Care Plan Omission for Resident Assistive Bed Devices
Penalty
Summary
Surveyors identified a deficiency in the facility’s failure to ensure a resident’s comprehensive, person-centered care plan accurately reflected the use of assistive devices. One resident, admitted with multiple diagnoses including leukemia, dementia, anxiety, and depression, was observed in bed with a transfer pole on the left side of the bed and a 1/4 bed rail on the right side. Review of the resident’s care plan showed no documentation of the transfer pole or the 1/4 bed rail. In a subsequent interview, the CRN confirmed that there was no care plan implemented related to the 1/4 bed rail and transfer pole and acknowledged that there should have been. This lack of documentation and care planning for the assistive devices constituted the cited failure and had the potential to result in unmet care needs and increased risk to resident safety, as noted in the survey findings.
Failure to Care Plan for Resident’s PTSD Diagnosis
Penalty
Summary
Surveyors found that the facility failed to develop and implement a comprehensive, person-centered care plan addressing a resident’s diagnosed Post-Traumatic Stress Disorder (PTSD). The facility’s policy on Comprehensive Care Plan and Conferences, dated 9/3/25, required that care plans reflect residents’ individual conditions, risks, needs, behaviors, cultural values, and preferences, and include measurable goals, appropriate interventions, and realistic timeframes.
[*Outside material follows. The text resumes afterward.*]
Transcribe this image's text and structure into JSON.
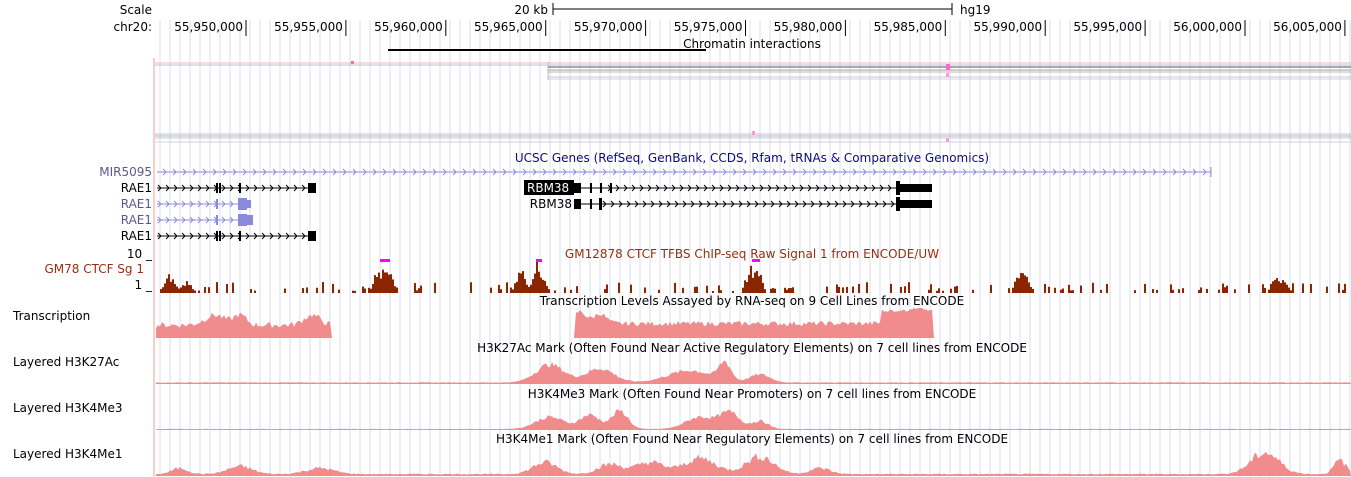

Resident #13 was initially admitted and later readmitted with multiple diagnoses, including chronic PTSD and joint replacement surgery aftercare, and the medical record dated 3/3/26 documented a diagnosis of chronic PTSD. However, on 3/31/26 at 2:09 PM, review of the resident’s care plan showed no focus, interventions, or tasks addressing the PTSD diagnosis. On 4/1/26 at 12:47 PM, the CNO confirmed that the resident’s PTSD diagnosis should have been care planned and had not been, demonstrating noncompliance with the facility’s care planning policy.